Rzepka will dive individually on 10-meter after competing 1-meter at the 2022 World Championships and synchronized 10-meter and the mixed team event in 2023.

The recent Purdue University graduate has his eyes on the LA 2028 Olympic Games and plans to stay in West Lafayette for three more years. He’s looking for work to occupy his time away from training.

“Training is the priority right now, and things are going well. I just want to keep taking it week by week, getting better little by little and hopefully come 2028, I have something that’s beautiful,” Rzepka said.

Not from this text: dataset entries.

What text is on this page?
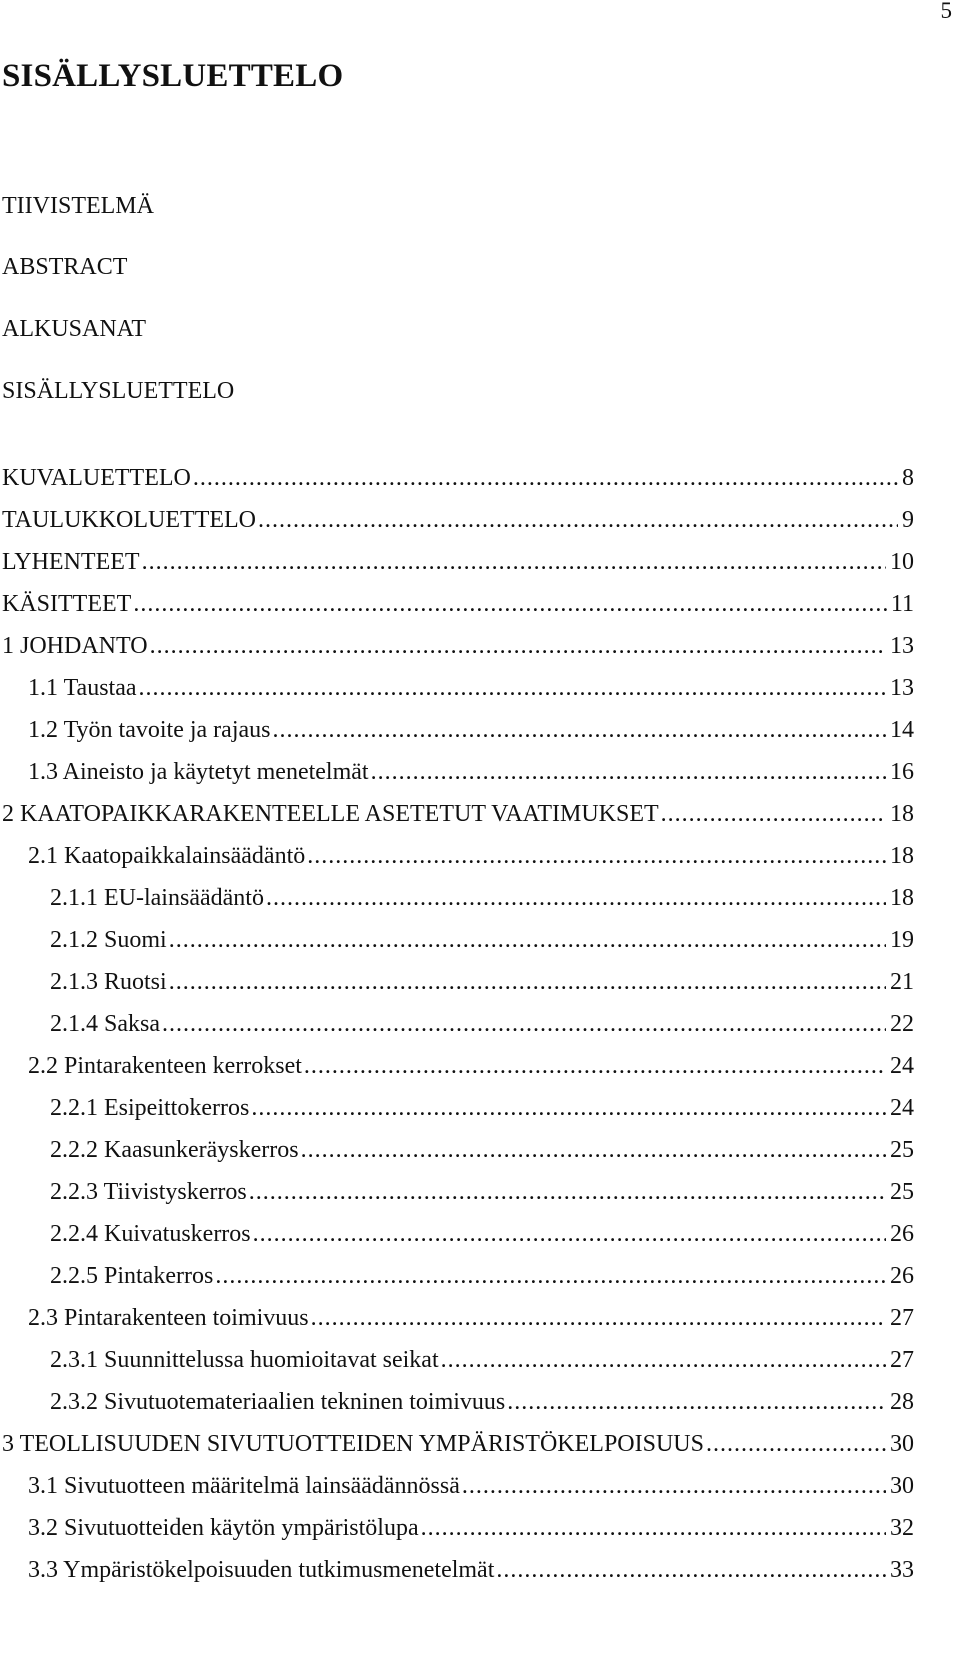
5
SISÄLLYSLUETTELO
TIIVISTELMÄ
ABSTRACT
ALKUSANAT
SISÄLLYSLUETTELO
KUVALUETTELO .....	8
TAULUKKOLUETTELO .....	9
LYHENTEET .....	10
KÄSITTEET .....	11
1 JOHDANTO .....	13
1.1 Taustaa .....	13
1.2 Työn tavoite ja rajaus .....	14
1.3 Aineisto ja käytetyt menetelmät .....	16
2 KAATOPAIKKARAKENTEELLE ASETETUT VAATIMUKSET .....	18
2.1 Kaatopaikkalainsäädäntö .....	18
2.1.1 EU-lainsäädäntö .....	18
2.1.2 Suomi .....	19
2.1.3 Ruotsi .....	21
2.1.4 Saksa .....	22
2.2 Pintarakenteen kerrokset .....	24
2.2.1 Esipeittokerros .....	24
2.2.2 Kaasunkeräyskerros .....	25
2.2.3 Tiivistyskerros .....	25
2.2.4 Kuivatuskerros .....	26
2.2.5 Pintakerros .....	26
2.3 Pintarakenteen toimivuus .....	27
2.3.1 Suunnittelussa huomioitavat seikat .....	27
2.3.2 Sivutuotemateriaalien tekninen toimivuus .....	28
3 TEOLLISUUDEN SIVUTUOTTEIDEN YMPÄRISTÖKELPOISUUS .....	30
3.1 Sivutuotteen määritelmä lainsäädännössä .....	30
3.2 Sivutuotteiden käytön ympäristölupa .....	32
3.3 Ympäristökelpoisuuden tutkimusmenetelmät .....	33
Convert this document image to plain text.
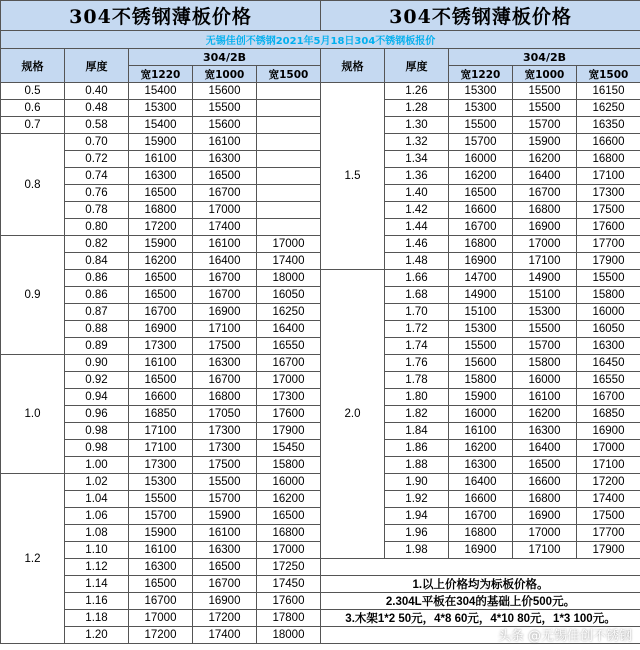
304不锈钢薄板价格					304不锈钢薄板价格				
无锡佳创不锈钢2021年5月18日304不锈钢板报价									
规格	厚度	304/2B			规格	厚度	304/2B		
		宽1220	宽1000	宽1500			宽1220	宽1000	宽1500
0.5	0.40	15400	15600		1.5	1.26	15300	15500	16150
0.6	0.48	15300	15500			1.28	15300	15500	16250
0.7	0.58	15400	15600			1.30	15500	15700	16350
0.8	0.70	15900	16100			1.32	15700	15900	16600
	0.72	16100	16300			1.34	16000	16200	16800
	0.74	16300	16500			1.36	16200	16400	17100
	0.76	16500	16700			1.40	16500	16700	17300
	0.78	16800	17000			1.42	16600	16800	17500
	0.80	17200	17400			1.44	16700	16900	17600
0.9	0.82	15900	16100	17000		1.46	16800	17000	17700
	0.84	16200	16400	17400		1.48	16900	17100	17900
	0.86	16500	16700	18000	2.0	1.66	14700	14900	15500
	0.86	16500	16700	16050		1.68	14900	15100	15800
	0.87	16700	16900	16250		1.70	15100	15300	16000
	0.88	16900	17100	16400		1.72	15300	15500	16050
	0.89	17300	17500	16550		1.74	15500	15700	16300
1.0	0.90	16100	16300	16700		1.76	15600	15800	16450
	0.92	16500	16700	17000		1.78	15800	16000	16550
	0.94	16600	16800	17300		1.80	15900	16100	16700
	0.96	16850	17050	17600		1.82	16000	16200	16850
	0.98	17100	17300	17900		1.84	16100	16300	16900
	0.98	17100	17300	15450		1.86	16200	16400	17000
	1.00	17300	17500	15800		1.88	16300	16500	17100
1.2	1.02	15300	15500	16000		1.90	16400	16600	17200
	1.04	15500	15700	16200		1.92	16600	16800	17400
	1.06	15700	15900	16500		1.94	16700	16900	17500
	1.08	15900	16100	16800		1.96	16800	17000	17700
	1.10	16100	16300	17000		1.98	16900	17100	17900
	1.12	16300	16500	17250					
	1.14	16500	16700	17450	1.以上价格均为标板价格。				
	1.16	16700	16900	17600	2.304L平板在304的基础上价500元。				
	1.18	17000	17200	17800	3.木架1*2 50元，4*8 60元，4*10 80元，1*3 100元。				
	1.20	17200	17400	18000						头条 @无锡佳创不锈钢
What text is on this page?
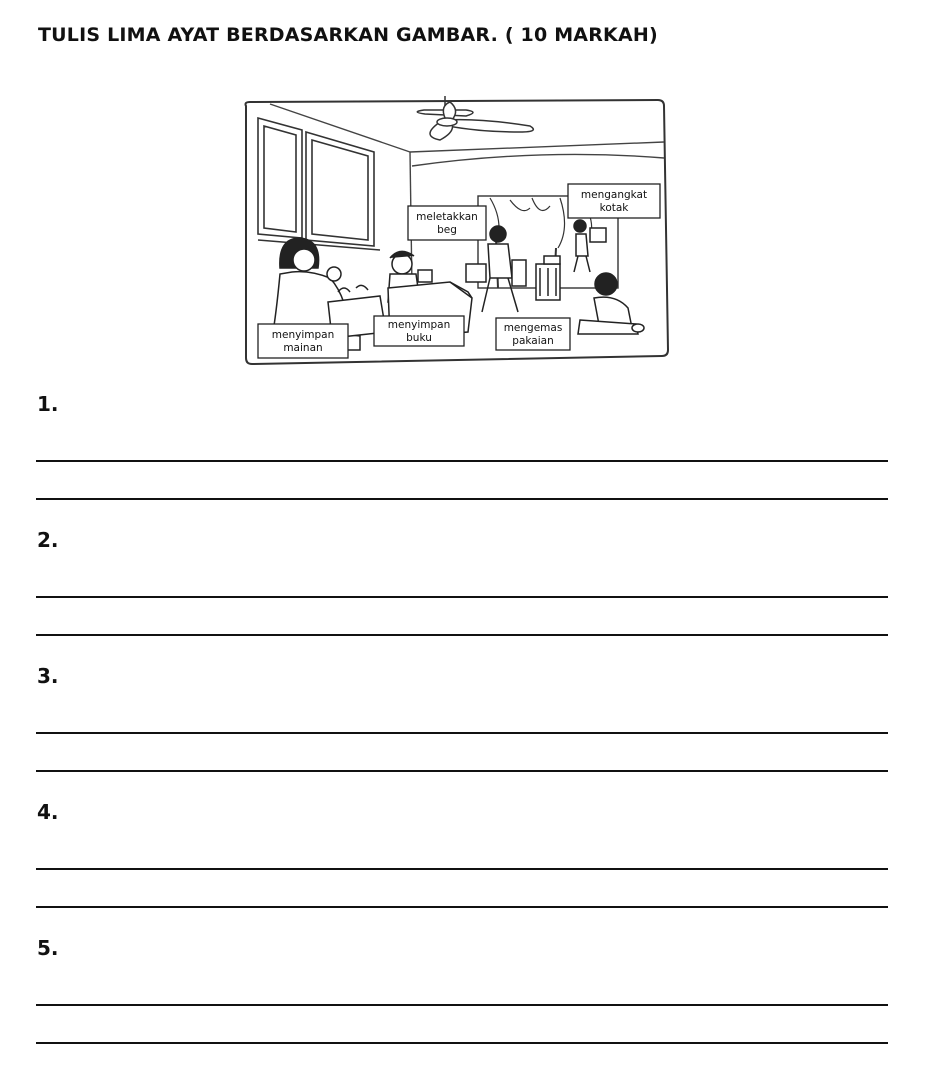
TULIS LIMA AYAT BERDASARKAN GAMBAR. ( 10 MARKAH)
meletakkan
beg
mengangkat
kotak
menyimpan
mainan
menyimpan
buku
mengemas
pakaian
1.
2.
3.
4.
5.
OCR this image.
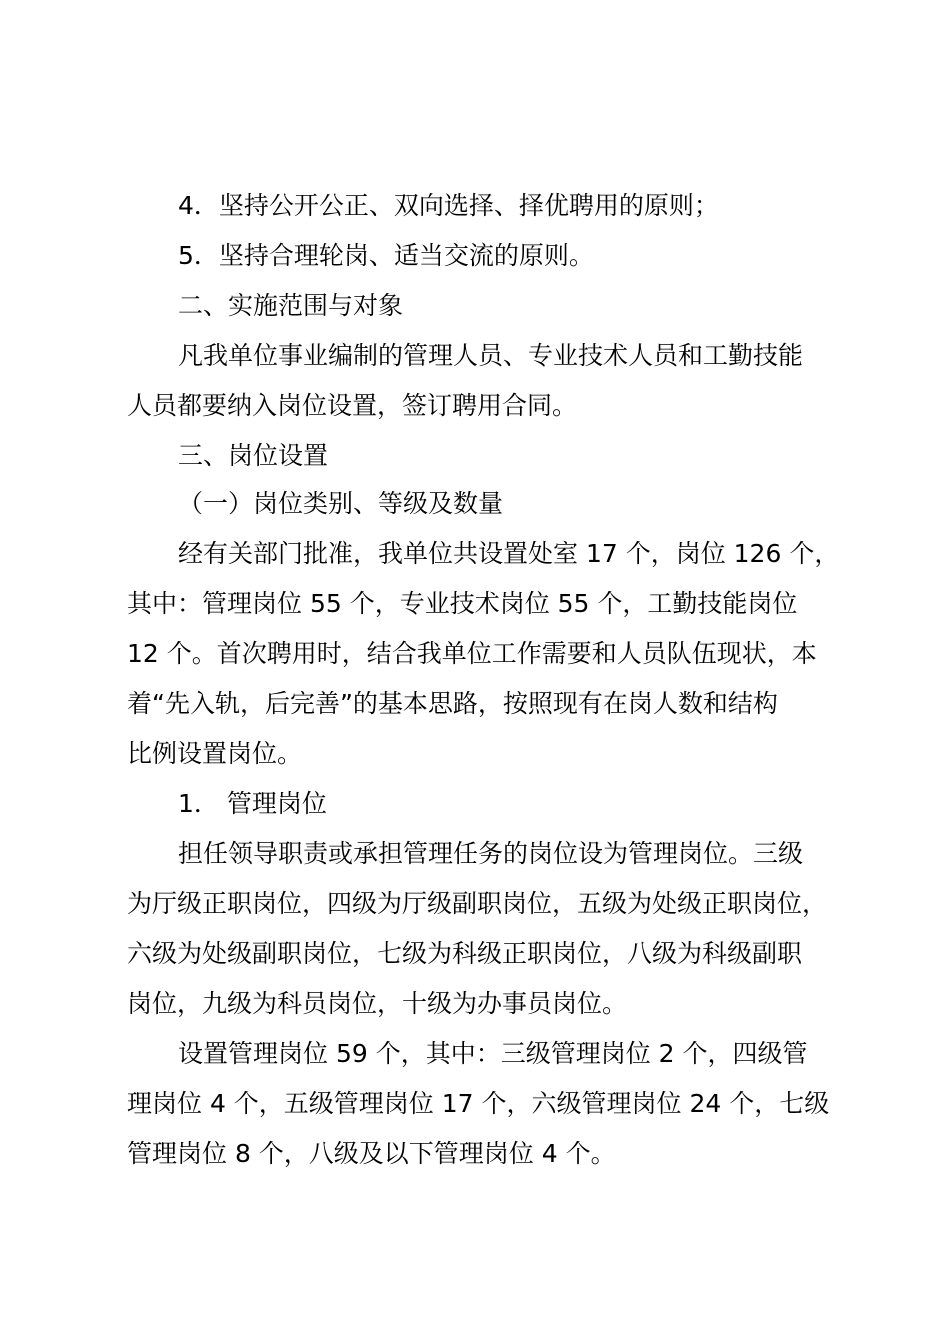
4．坚持公开公正、双向选择、择优聘用的原则；
5．坚持合理轮岗、适当交流的原则。
二、实施范围与对象
凡我单位事业编制的管理人员、专业技术人员和工勤技能
人员都要纳入岗位设置，签订聘用合同。
三、岗位设置
（一）岗位类别、等级及数量
经有关部门批准，我单位共设置处室 17 个，岗位 126 个，
其中：管理岗位 55 个，专业技术岗位 55 个，工勤技能岗位
12 个。首次聘用时，结合我单位工作需要和人员队伍现状，本
着“先入轨，后完善”的基本思路，按照现有在岗人数和结构
比例设置岗位。
1． 管理岗位
担任领导职责或承担管理任务的岗位设为管理岗位。三级
为厅级正职岗位，四级为厅级副职岗位，五级为处级正职岗位，
六级为处级副职岗位，七级为科级正职岗位，八级为科级副职
岗位，九级为科员岗位，十级为办事员岗位。
设置管理岗位 59 个，其中：三级管理岗位 2 个，四级管
理岗位 4 个，五级管理岗位 17 个，六级管理岗位 24 个，七级
管理岗位 8 个，八级及以下管理岗位 4 个。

“In the meantime, I’m trying to find a job that can work with the schedule of training. It’s a very demanding schedule, and it is full-time,” Rzepka said. “With my degree in sales, I’m trying to find something that I can do to work from home and have some money coming in for these next few years. I don’t want to be sitting around doing nothing.”

He has found at least one thing to occupy his time away from training.  While he continues to hone his craft in the pool, he’s picked up another craft away from the water – art.

About a year ago, Rzepka starting painting pottery – plates, specifically. He paints them to look like watches.

“My dad, my sister and I, we love watches. I’ll paint watches on the plate. I have around 15 of them now. Over the course of the last year, they’ve gotten really intricate. I give them all to my dad as gifts,” Rzepka said.

“There’s a place at Purdue that I go. It gives me something to do after training and really focus on and spend hours on,” Rzepka added. “I take the stuff home with me. I’ll take the plate home, take the paint home. I genuinely love this. They take anywhere from 10 to 15 hours to finish.”